Me Jean-Pierre Mignard © EUROPE 1

L’avocat français Me Mignard estime, mardi, que des négociations sont encore très probables.

Dans l'affaire DSK, "il n'y a aucune raison objective qui permet aujourd'hui de penser qu'on ira plus vers un procès que vers une transaction finale. Il est tout à fait possible - à un moment donné - que les avocats de la plaignante négocient avec ceux de Dominique Strauss-Kahn", a analysé, mardi matin sur Europe 1, Me Jean-Pierre Mignard, avocat et membre de la Haute autorité chargée, au sein du PS, de veiller à leur bonne tenue de la primaire.

"Une zone grise"

Dominique Strauss-Kahn a plaidé lundi devant un tribunal de New York "non coupable" d'avoir tenté de violer une femme de chambre, une décision attendue ouvrant normalement la voie à un procès qui l'opposera à sa victime présumée.

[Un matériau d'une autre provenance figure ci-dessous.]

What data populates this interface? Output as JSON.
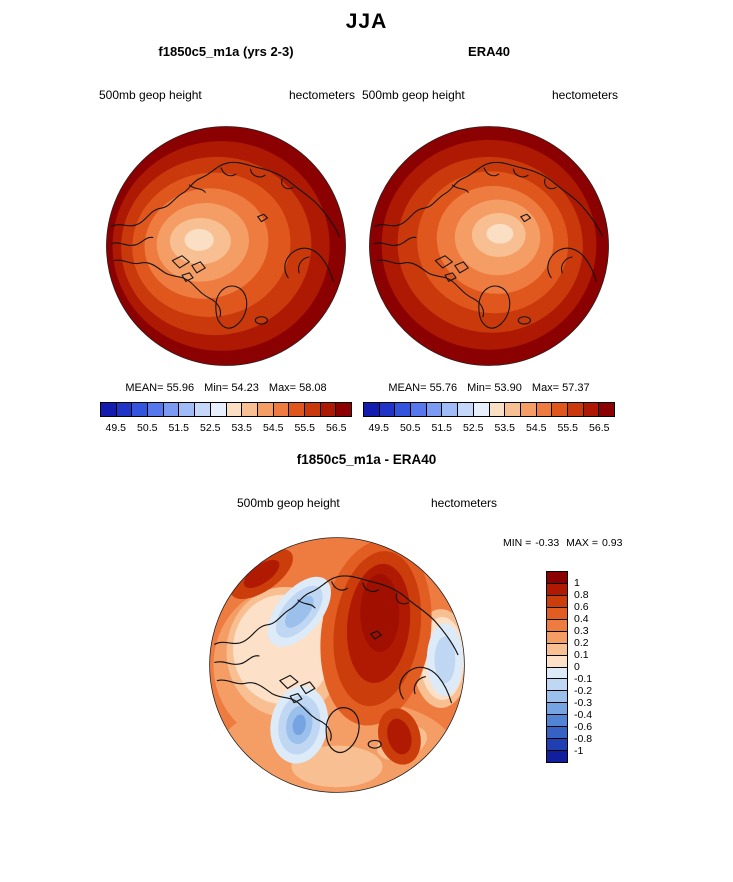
{
  "title": "JJA",
  "panels": {
    "model": {
      "title": "f1850c5_m1a (yrs 2-3)",
      "field": "500mb geop height",
      "units": "hectometers",
      "stats": {
        "mean_label": "MEAN=",
        "mean": "55.96",
        "min_label": "Min=",
        "min": "54.23",
        "max_label": "Max=",
        "max": "58.08"
      }
    },
    "obs": {
      "title": "ERA40",
      "field": "500mb geop height",
      "units": "hectometers",
      "stats": {
        "mean_label": "MEAN=",
        "mean": "55.76",
        "min_label": "Min=",
        "min": "53.90",
        "max_label": "Max=",
        "max": "57.37"
      }
    },
    "diff": {
      "title": "f1850c5_m1a - ERA40",
      "field": "500mb geop height",
      "units": "hectometers",
      "stats": {
        "min_label": "MIN =",
        "min": "-0.33",
        "max_label": "MAX =",
        "max": "0.93"
      }
    }
  },
  "chart_data": [
    {
      "type": "heatmap",
      "title": "f1850c5_m1a (yrs 2-3)",
      "season": "JJA",
      "field": "500mb geop height",
      "units": "hectometers",
      "projection": "north polar stereographic",
      "stats": {
        "mean": 55.96,
        "min": 54.23,
        "max": 58.08
      },
      "colorbar": {
        "orientation": "horizontal",
        "levels": [
          49.5,
          50.0,
          50.5,
          51.0,
          51.5,
          52.0,
          52.5,
          53.0,
          53.5,
          54.0,
          54.5,
          55.0,
          55.5,
          56.0,
          56.5
        ],
        "tick_labels": [
          "49.5",
          "50.5",
          "51.5",
          "52.5",
          "53.5",
          "54.5",
          "55.5",
          "56.5"
        ],
        "colors": [
          "#141baf",
          "#2034c8",
          "#3355de",
          "#5678ec",
          "#7b9bf3",
          "#a0bcf7",
          "#c6d8fa",
          "#e8effc",
          "#fbdfc5",
          "#f8c092",
          "#f49e66",
          "#ee7c40",
          "#e0571e",
          "#c9390b",
          "#ad1902",
          "#8b0000"
        ]
      }
    },
    {
      "type": "heatmap",
      "title": "ERA40",
      "season": "JJA",
      "field": "500mb geop height",
      "units": "hectometers",
      "projection": "north polar stereographic",
      "stats": {
        "mean": 55.76,
        "min": 53.9,
        "max": 57.37
      },
      "colorbar": {
        "orientation": "horizontal",
        "levels": [
          49.5,
          50.0,
          50.5,
          51.0,
          51.5,
          52.0,
          52.5,
          53.0,
          53.5,
          54.0,
          54.5,
          55.0,
          55.5,
          56.0,
          56.5
        ],
        "tick_labels": [
          "49.5",
          "50.5",
          "51.5",
          "52.5",
          "53.5",
          "54.5",
          "55.5",
          "56.5"
        ],
        "colors": [
          "#141baf",
          "#2034c8",
          "#3355de",
          "#5678ec",
          "#7b9bf3",
          "#a0bcf7",
          "#c6d8fa",
          "#e8effc",
          "#fbdfc5",
          "#f8c092",
          "#f49e66",
          "#ee7c40",
          "#e0571e",
          "#c9390b",
          "#ad1902",
          "#8b0000"
        ]
      }
    },
    {
      "type": "heatmap",
      "title": "f1850c5_m1a - ERA40",
      "season": "JJA",
      "field": "500mb geop height",
      "units": "hectometers",
      "projection": "north polar stereographic",
      "stats": {
        "min": -0.33,
        "max": 0.93
      },
      "colorbar": {
        "orientation": "vertical",
        "levels": [
          1,
          0.8,
          0.6,
          0.4,
          0.3,
          0.2,
          0.1,
          0,
          -0.1,
          -0.2,
          -0.3,
          -0.4,
          -0.6,
          -0.8,
          -1
        ],
        "tick_labels": [
          "1",
          "0.8",
          "0.6",
          "0.4",
          "0.3",
          "0.2",
          "0.1",
          "0",
          "-0.1",
          "-0.2",
          "-0.3",
          "-0.4",
          "-0.6",
          "-0.8",
          "-1"
        ],
        "colors": [
          "#8b0000",
          "#b01902",
          "#cc3d0c",
          "#e25d22",
          "#ee7c40",
          "#f49e66",
          "#f8c092",
          "#fce0c8",
          "#ddeaf8",
          "#c0d7f3",
          "#9cc0ec",
          "#76a4e2",
          "#5184d3",
          "#3562c3",
          "#1f3fb2",
          "#101f9e"
        ]
      }
    }
  ]
}
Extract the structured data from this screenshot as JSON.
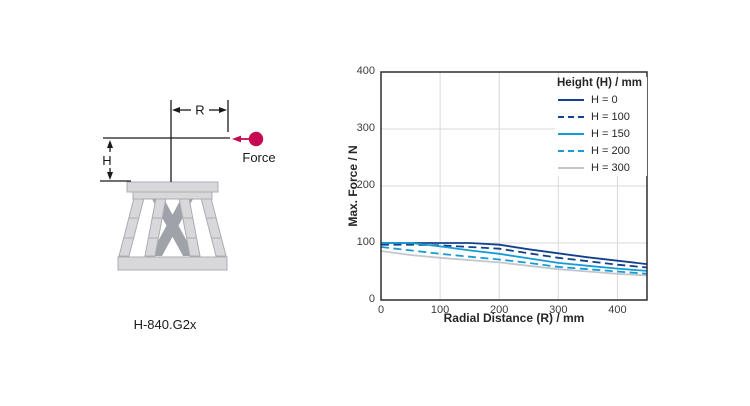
{
  "diagram": {
    "model_label": "H-840.G2x",
    "radius_label": "R",
    "height_label": "H",
    "force_label": "Force",
    "force_color": "#c60a52",
    "body_fill": "#d8d8db",
    "body_stroke": "#abacb3",
    "dark_strut_fill": "#a0a2a9",
    "line_color": "#1a1a1a"
  },
  "chart_data": {
    "type": "line",
    "title": "",
    "xlabel": "Radial Distance (R) / mm",
    "ylabel": "Max. Force / N",
    "xlim": [
      0,
      450
    ],
    "ylim": [
      0,
      400
    ],
    "xticks": [
      0,
      100,
      200,
      300,
      400
    ],
    "yticks": [
      0,
      100,
      200,
      300,
      400
    ],
    "grid": true,
    "grid_color": "#d9d9d9",
    "border_color": "#2d2d2d",
    "legend_title": "Height (H) / mm",
    "legend_position": "top-right",
    "x": [
      0,
      50,
      100,
      150,
      200,
      250,
      300,
      350,
      400,
      450
    ],
    "series": [
      {
        "name": "H = 0",
        "color": "#14418c",
        "style": "solid",
        "values": [
          100,
          100,
          100,
          100,
          97,
          89,
          82,
          75,
          69,
          63
        ]
      },
      {
        "name": "H = 100",
        "color": "#14418c",
        "style": "dashed",
        "values": [
          97,
          97,
          96,
          93,
          90,
          82,
          74,
          68,
          62,
          57
        ]
      },
      {
        "name": "H = 150",
        "color": "#169bd5",
        "style": "solid",
        "values": [
          100,
          100,
          94,
          87,
          81,
          73,
          65,
          60,
          55,
          51
        ]
      },
      {
        "name": "H = 200",
        "color": "#169bd5",
        "style": "dashed",
        "values": [
          93,
          87,
          81,
          76,
          71,
          65,
          58,
          54,
          50,
          46
        ]
      },
      {
        "name": "H = 300",
        "color": "#c3c7cb",
        "style": "solid",
        "values": [
          86,
          79,
          74,
          70,
          66,
          60,
          54,
          50,
          46,
          43
        ]
      }
    ]
  }
}
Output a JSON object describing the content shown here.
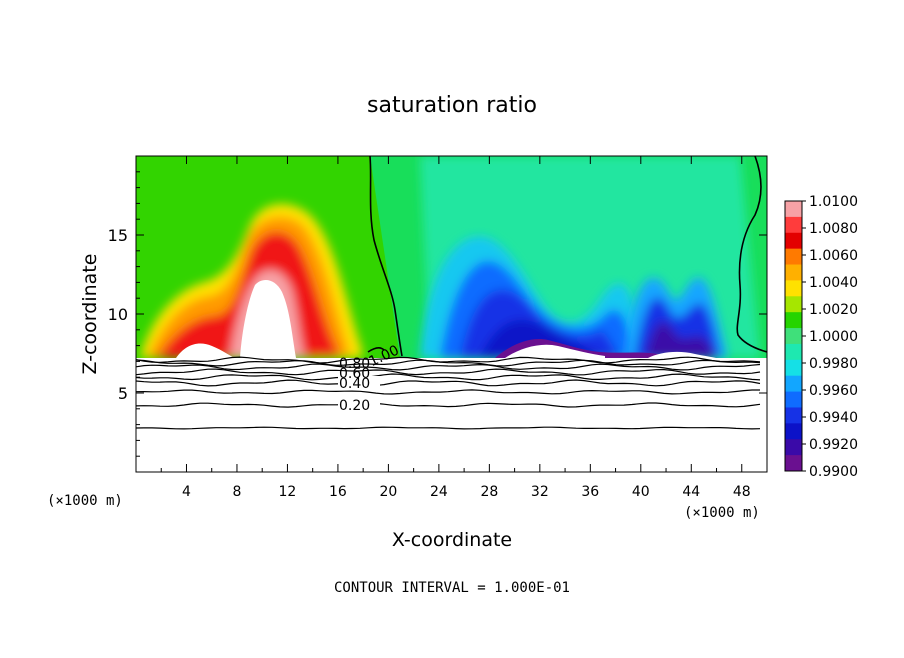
{
  "chart_data": {
    "type": "heatmap",
    "title": "saturation ratio",
    "xlabel": "X-coordinate",
    "ylabel": "Z-coordinate",
    "x_unit_left": "(×1000 m)",
    "x_unit_right": "(×1000 m)",
    "xlim": [
      0,
      50
    ],
    "ylim": [
      0,
      20
    ],
    "x_ticks": [
      4,
      8,
      12,
      16,
      20,
      24,
      28,
      32,
      36,
      40,
      44,
      48
    ],
    "y_ticks": [
      5,
      10,
      15
    ],
    "footer": "CONTOUR INTERVAL = 1.000E-01",
    "colorbar": {
      "ticks": [
        "1.0100",
        "1.0080",
        "1.0060",
        "1.0040",
        "1.0020",
        "1.0000",
        "0.9980",
        "0.9960",
        "0.9940",
        "0.9920",
        "0.9900"
      ],
      "colors": [
        "#f7a2a6",
        "#ff3c3c",
        "#e30000",
        "#ff7a00",
        "#ffb000",
        "#ffe100",
        "#a6e600",
        "#25d400",
        "#3fe07a",
        "#1ee8b0",
        "#15e0e6",
        "#12a6ff",
        "#0f6cff",
        "#1632e6",
        "#0c12c8",
        "#3a0aa8",
        "#6a1090"
      ]
    },
    "contour_labels": [
      "0.20",
      "0.40",
      "0.60",
      "0.80",
      "1.00"
    ],
    "contour_levels": [
      0.1,
      0.2,
      0.3,
      0.4,
      0.5,
      0.6,
      0.7,
      0.8,
      0.9,
      1.0
    ],
    "regions": [
      {
        "name": "supersaturated-plume-west",
        "x_center": 10,
        "z_center": 11,
        "peak": 1.01
      },
      {
        "name": "subsaturated-trough-central",
        "x_center": 31,
        "z_center": 9.5,
        "min": 0.99
      },
      {
        "name": "subsaturated-trough-east",
        "x_center": 41,
        "z_center": 9.5,
        "min": 0.99
      }
    ]
  }
}
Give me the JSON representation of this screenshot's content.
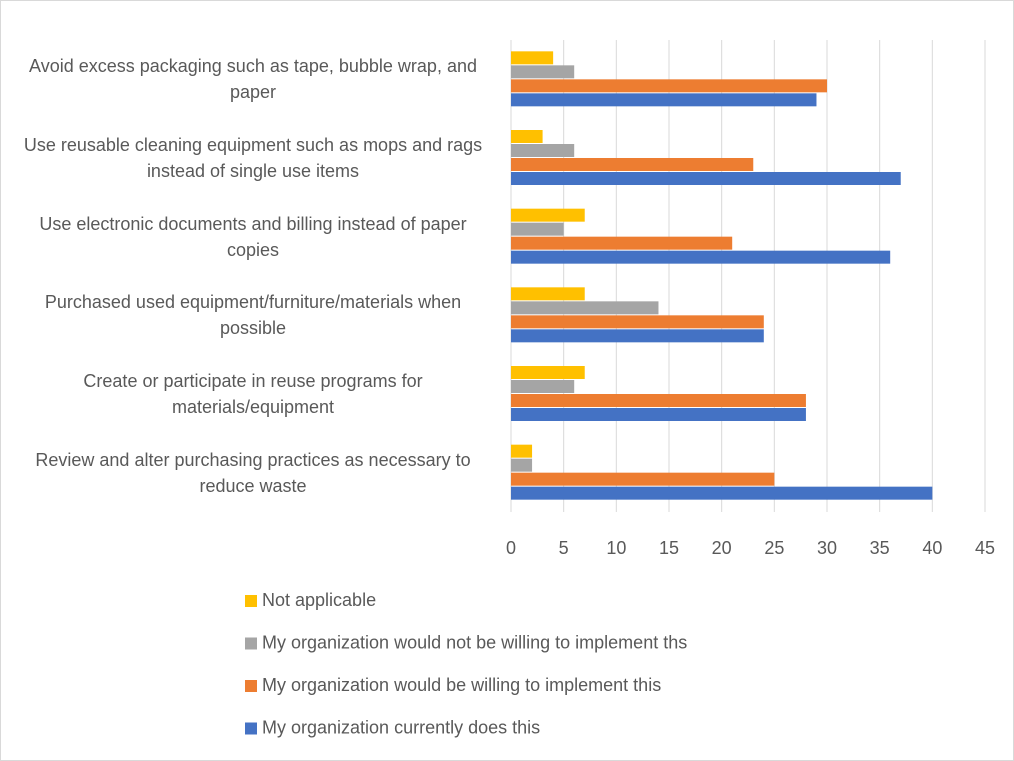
{
  "chart_data": {
    "type": "bar",
    "orientation": "horizontal",
    "categories": [
      "Avoid excess packaging such as tape, bubble wrap, and paper",
      "Use reusable cleaning equipment such as mops and rags instead of single use items",
      "Use electronic documents and billing instead of paper copies",
      "Purchased used equipment/furniture/materials when possible",
      "Create or participate in reuse programs for materials/equipment",
      "Review and alter purchasing practices as necessary to reduce waste"
    ],
    "series": [
      {
        "name": "Not applicable",
        "color": "#ffc000",
        "values": [
          4,
          3,
          7,
          7,
          7,
          2
        ]
      },
      {
        "name": "My organization would not be willing to implement ths",
        "color": "#a5a5a5",
        "values": [
          6,
          6,
          5,
          14,
          6,
          2
        ]
      },
      {
        "name": "My organization would be willing to implement this",
        "color": "#ed7d31",
        "values": [
          30,
          23,
          21,
          24,
          28,
          25
        ]
      },
      {
        "name": "My organization currently does this",
        "color": "#4472c4",
        "values": [
          29,
          37,
          36,
          24,
          28,
          40
        ]
      }
    ],
    "xlim": [
      0,
      45
    ],
    "xticks": [
      0,
      5,
      10,
      15,
      20,
      25,
      30,
      35,
      40,
      45
    ],
    "grid": true,
    "legend": "bottom"
  }
}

Mais, dans le système américain, des négociations entre les deux parties restent encore possibles à tout moment. "Dans ces cas-là, le parquet peut abandonner l'accusation première et descendre très en bas dans la hiérarchie des incriminations", a précisé Me Jean-Pierre Mignard. "Qu’au lieu de cet acte sexuel criminel, on arrive à autre chose qui permette, par exemple, d’éviter la prison".


"Nous sommes souvent de ce type de faits, dans des zones grises qui effectivement ne vont pas satisfaire celles et ceux qui veulent des vérités absolues. Parce que la vérité judiciaire, ce n’est pas la vérité tout court et ce n’est pas la vérité philosophique", a-t-il encore détaillé, avant d’insister : "et on peut rester - malheureusement pour tout le monde - dans une zone grise".

Parole contre parole

Faute de témoin, le procès de Dominique Strauss-Kahn repose sur un duel parole contre parole entre l'ancien directeur du FMI et son accusatrice, une jeune guinéenne de 32 ans. Les conseils de DSK peuvent par exemple écorner le témoignage de l'accusatrice en quelques questions pièges, qui sèmeront le doute dans l'esprit d'au moins un juré, alors que l'unanimité est requise pour prononcer un verdict.

A l'inverse, le procureur peut évoquer à son gré les frasques passées de l'homme politique français, alors que d'autres accusations de viol se sont fait jour à l'occasion de cette affaire, même si elles n'ont pas donné lieu à des poursuites officielles.